Clear Skies Lies

I owe every reader an apology for the title of this post. I detest rhymes, but after coming up with the above monstrosity, everything else I could come up with sounded like a desperate and obvious attempt not to rhyme.

Anyway, after the failure of the Bush’s Clear Skies initiative this may no longer be relevant, but through all of the commotion I've mainly heard people attacking Clear Skies for its mercury trading scheme and its failure to regulate carbon emissions, and I wanted to set a few things straight. There is no doubt that mercury trading is a terrible idea - you won’t find anyone who knows anything about chemistry who will disagree with you on that. As far as carbon emissions, it’s obviously a serious problem that they’re unregulated in the United States, but I don’t believe this bill would have been an appropriate place to introduce carbon regulation.

I’ll do my best to post a follow-up another day with details on emissions trading and carbon regulation, but what I want to talk about now is how the Bush administration flat out lied about what the Clear Skies initiative would have really done.

The EPA, in trumpeting Clear Skies, offers a fact sheet that says:

Clear Skies is a mandatory program that would dramatically reduce and cap emissions of sulfur dioxide (SO2), nitrogen oxides (NOX), and mercury from electric power generation to approximately 70% below 2000 levels.

This is absolutely true. But immediately afterward they claim:

Clear Skies would provide health benefits faster, more certainly and at less cost to America's consumers than would the current Clean Air Act.

Except perhaps for “at less cost,” the above is completely false. There’s a table in the above fact sheet that shows the proposed pollution limits under Clear Skies, but in order to assess Clear Skies against the Clean Air Act, you need to see that table amended to include both pieces of legislation:

  Actual Emissions in 2000 Clear Skies Emissions Caps Total Reduction
First Phase of Reductions Second Phase of Reductions (optional)
SO2 11.2 million tons 4.5 million tons in 2010 3 million tons in 2018* 73%
NOx 5.1 million tons 2.1 million tons in 2008 1.7 million tons in 2018 67%
  Actual Emissions in 2000 Clean Air Act Emissions Caps Total Reduction
SO2 11.2 million tons 2 million tons in 2012 82%
NOx 5.1 million tons 1.25 million tons in 2010 75%

The above is adapted from the tables on the EPA Clear Skies “fact”sheet and at Clean the Air. One thing you might notice is that the current limits under the Clean Air Act are stricter and will go into effect several years sooner than the second phase of cuts under Clear Skies would have. Another is that the second phase of reductions under Clear Skies (the ones cited by the EPA for their deceptive claims about Clear Skies) is optional.

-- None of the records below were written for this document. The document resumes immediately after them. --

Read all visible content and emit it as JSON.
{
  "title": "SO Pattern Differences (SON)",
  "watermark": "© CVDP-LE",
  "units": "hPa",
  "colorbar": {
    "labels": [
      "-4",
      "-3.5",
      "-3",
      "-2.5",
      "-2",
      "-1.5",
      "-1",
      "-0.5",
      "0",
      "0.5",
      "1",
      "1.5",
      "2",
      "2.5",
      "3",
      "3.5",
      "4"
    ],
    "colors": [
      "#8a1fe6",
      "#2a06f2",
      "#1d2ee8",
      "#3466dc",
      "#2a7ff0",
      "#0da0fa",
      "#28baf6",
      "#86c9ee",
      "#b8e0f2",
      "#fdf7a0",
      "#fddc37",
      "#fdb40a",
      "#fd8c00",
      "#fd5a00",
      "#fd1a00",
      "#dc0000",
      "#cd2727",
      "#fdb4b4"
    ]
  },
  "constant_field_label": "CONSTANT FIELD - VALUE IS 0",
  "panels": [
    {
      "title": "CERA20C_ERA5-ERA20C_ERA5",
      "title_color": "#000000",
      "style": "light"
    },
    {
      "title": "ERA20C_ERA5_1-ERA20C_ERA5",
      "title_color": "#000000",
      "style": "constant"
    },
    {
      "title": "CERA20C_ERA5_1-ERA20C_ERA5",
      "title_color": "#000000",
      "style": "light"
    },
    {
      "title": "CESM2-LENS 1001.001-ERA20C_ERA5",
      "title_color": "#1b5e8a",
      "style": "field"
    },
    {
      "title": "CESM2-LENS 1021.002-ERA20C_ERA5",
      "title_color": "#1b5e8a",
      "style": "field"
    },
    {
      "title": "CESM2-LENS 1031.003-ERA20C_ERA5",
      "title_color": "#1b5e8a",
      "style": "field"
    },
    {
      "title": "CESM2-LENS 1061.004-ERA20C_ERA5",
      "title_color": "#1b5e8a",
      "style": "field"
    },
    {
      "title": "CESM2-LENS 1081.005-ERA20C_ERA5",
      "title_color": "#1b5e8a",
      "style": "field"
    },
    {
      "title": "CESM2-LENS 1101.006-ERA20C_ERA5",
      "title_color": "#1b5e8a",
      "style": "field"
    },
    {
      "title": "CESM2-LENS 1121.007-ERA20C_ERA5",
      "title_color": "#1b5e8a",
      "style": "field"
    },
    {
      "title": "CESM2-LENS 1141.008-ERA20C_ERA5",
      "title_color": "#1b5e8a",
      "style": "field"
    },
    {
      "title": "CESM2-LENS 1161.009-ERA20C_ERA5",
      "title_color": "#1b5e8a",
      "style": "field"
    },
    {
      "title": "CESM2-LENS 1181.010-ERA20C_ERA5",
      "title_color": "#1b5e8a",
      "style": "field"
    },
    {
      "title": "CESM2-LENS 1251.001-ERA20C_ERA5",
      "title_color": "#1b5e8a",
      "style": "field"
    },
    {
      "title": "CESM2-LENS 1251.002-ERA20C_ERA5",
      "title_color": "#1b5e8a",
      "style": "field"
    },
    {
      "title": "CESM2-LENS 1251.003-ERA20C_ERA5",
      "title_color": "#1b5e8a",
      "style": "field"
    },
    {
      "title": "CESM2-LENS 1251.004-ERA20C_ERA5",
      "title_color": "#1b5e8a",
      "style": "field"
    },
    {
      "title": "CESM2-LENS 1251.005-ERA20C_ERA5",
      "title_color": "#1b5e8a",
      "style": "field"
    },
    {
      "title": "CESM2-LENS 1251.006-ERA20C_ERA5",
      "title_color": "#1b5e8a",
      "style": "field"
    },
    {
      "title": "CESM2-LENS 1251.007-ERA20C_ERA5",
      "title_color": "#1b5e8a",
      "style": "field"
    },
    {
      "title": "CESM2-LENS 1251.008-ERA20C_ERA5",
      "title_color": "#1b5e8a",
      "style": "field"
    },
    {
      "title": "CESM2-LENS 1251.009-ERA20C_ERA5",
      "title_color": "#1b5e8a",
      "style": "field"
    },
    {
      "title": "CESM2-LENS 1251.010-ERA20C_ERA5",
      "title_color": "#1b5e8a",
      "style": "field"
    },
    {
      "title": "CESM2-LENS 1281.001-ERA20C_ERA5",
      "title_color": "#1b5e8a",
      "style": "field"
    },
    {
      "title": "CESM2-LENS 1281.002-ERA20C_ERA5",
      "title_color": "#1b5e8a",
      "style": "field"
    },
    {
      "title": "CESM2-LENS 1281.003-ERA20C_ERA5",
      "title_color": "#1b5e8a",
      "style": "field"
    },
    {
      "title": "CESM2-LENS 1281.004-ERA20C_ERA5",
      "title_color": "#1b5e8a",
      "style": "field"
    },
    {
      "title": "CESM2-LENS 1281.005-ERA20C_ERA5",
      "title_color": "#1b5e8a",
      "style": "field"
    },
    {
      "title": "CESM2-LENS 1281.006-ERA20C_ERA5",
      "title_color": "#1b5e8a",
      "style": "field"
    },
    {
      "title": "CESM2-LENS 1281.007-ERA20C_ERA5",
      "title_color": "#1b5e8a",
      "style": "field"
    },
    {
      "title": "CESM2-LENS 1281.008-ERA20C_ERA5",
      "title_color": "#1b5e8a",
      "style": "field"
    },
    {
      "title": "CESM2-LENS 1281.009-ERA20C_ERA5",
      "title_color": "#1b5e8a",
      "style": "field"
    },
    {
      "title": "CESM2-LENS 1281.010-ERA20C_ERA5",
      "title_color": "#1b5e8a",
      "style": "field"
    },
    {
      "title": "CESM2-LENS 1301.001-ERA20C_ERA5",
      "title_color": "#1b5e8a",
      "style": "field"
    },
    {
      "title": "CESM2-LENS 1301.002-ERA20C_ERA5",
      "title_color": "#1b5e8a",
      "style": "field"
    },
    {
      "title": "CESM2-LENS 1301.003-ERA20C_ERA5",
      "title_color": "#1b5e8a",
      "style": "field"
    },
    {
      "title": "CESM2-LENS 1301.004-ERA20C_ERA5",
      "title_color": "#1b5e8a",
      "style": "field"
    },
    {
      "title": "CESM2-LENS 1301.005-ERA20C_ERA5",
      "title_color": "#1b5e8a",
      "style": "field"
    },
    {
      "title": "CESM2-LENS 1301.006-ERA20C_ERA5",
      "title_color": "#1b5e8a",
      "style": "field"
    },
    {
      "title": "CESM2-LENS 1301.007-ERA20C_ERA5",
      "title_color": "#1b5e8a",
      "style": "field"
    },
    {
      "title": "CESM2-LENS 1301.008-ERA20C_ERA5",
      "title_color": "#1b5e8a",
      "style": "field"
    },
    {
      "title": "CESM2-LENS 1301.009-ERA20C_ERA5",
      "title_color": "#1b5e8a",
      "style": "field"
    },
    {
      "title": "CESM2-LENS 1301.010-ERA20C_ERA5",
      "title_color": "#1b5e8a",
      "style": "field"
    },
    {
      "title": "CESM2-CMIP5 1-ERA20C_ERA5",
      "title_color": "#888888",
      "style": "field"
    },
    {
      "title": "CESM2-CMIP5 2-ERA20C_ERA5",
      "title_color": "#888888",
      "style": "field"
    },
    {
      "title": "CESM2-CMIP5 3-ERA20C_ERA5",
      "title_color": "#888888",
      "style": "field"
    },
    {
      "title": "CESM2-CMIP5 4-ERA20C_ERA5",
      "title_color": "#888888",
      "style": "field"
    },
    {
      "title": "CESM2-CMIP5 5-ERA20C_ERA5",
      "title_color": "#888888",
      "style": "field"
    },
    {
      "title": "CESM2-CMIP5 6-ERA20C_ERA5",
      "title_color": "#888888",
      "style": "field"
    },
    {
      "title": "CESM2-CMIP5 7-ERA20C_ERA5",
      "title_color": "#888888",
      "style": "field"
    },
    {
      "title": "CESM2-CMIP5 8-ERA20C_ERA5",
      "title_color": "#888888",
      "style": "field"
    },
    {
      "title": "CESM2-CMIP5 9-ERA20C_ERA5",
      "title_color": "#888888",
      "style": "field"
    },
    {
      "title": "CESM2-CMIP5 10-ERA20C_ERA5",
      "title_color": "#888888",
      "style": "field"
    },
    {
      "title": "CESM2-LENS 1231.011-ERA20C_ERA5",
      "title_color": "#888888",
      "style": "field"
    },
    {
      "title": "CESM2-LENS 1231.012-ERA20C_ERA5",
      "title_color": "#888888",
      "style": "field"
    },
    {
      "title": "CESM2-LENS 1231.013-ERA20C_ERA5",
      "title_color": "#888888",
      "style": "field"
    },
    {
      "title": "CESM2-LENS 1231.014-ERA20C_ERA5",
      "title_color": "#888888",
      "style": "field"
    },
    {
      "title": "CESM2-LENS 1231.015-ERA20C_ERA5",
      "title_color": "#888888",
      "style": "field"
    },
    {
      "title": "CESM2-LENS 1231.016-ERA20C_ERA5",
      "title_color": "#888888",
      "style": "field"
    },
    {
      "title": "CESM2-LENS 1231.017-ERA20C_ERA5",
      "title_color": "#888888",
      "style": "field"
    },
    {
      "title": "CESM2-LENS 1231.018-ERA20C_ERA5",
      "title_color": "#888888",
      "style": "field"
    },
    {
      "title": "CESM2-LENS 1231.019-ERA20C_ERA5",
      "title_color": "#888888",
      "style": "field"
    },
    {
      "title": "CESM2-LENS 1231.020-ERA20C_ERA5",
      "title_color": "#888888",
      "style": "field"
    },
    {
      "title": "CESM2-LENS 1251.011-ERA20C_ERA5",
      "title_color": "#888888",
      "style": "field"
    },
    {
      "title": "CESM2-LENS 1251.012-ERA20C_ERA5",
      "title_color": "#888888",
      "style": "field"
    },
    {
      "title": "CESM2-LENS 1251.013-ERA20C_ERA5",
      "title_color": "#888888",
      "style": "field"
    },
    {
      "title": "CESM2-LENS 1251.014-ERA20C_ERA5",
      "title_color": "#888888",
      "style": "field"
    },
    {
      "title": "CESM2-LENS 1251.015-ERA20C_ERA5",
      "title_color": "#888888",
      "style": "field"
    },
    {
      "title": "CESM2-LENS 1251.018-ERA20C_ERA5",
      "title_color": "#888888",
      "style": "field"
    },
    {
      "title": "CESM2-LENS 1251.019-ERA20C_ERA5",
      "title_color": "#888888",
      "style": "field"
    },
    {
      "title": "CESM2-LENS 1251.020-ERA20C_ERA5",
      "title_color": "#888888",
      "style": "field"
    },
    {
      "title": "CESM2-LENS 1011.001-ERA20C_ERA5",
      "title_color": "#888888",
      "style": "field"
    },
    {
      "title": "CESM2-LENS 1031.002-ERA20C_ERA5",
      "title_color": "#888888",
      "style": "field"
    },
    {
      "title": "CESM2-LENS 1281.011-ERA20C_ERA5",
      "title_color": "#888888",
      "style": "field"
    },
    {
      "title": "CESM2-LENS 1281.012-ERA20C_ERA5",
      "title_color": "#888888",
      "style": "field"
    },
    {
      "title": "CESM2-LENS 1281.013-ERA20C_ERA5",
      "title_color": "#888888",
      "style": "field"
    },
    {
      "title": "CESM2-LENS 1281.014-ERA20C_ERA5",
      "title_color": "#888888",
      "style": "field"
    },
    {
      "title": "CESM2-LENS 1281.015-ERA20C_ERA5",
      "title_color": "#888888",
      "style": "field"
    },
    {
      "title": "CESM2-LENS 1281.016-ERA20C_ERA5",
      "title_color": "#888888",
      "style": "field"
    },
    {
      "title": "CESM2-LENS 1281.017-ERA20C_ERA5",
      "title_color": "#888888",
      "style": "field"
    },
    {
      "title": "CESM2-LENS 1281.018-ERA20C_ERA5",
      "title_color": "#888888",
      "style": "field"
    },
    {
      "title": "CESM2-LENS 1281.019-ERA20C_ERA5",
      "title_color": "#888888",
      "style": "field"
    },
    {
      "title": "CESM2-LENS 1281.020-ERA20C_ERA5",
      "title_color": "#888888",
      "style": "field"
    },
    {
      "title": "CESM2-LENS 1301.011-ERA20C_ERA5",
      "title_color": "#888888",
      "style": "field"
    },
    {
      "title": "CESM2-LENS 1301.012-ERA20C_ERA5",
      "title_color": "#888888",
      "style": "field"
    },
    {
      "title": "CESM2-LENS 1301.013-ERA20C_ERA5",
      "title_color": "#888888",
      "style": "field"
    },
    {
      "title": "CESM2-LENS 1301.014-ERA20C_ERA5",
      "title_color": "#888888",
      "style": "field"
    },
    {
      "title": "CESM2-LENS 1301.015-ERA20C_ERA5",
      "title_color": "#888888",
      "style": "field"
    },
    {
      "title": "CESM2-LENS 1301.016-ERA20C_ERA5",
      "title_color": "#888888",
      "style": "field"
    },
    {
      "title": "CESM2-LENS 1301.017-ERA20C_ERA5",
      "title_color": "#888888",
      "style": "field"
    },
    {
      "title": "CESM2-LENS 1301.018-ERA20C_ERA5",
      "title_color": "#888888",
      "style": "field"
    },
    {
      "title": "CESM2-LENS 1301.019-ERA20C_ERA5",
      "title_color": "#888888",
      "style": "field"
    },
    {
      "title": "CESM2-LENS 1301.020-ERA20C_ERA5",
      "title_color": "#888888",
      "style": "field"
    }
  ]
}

Recently, only a couple days after the Clear Skies initiative failed in committee, the EPA promulgated its own new set of pollution limits. Unfortunately, I haven’t found any specific numbers as to how these new limits compare to those established under the Clean Air Act, and every article I’ve seen lists them only as percentages of 2003 levels, which only further confuses things. Until I know better though, precedent dictates that I should assume these levels are less strict than the previous limits, and that the use of yet another base year is an attempt to deceive the public into thinking that these rules represent positive environmental change.

Terrific comparison, Chris.

Terrific comparison, Chris. Thank you.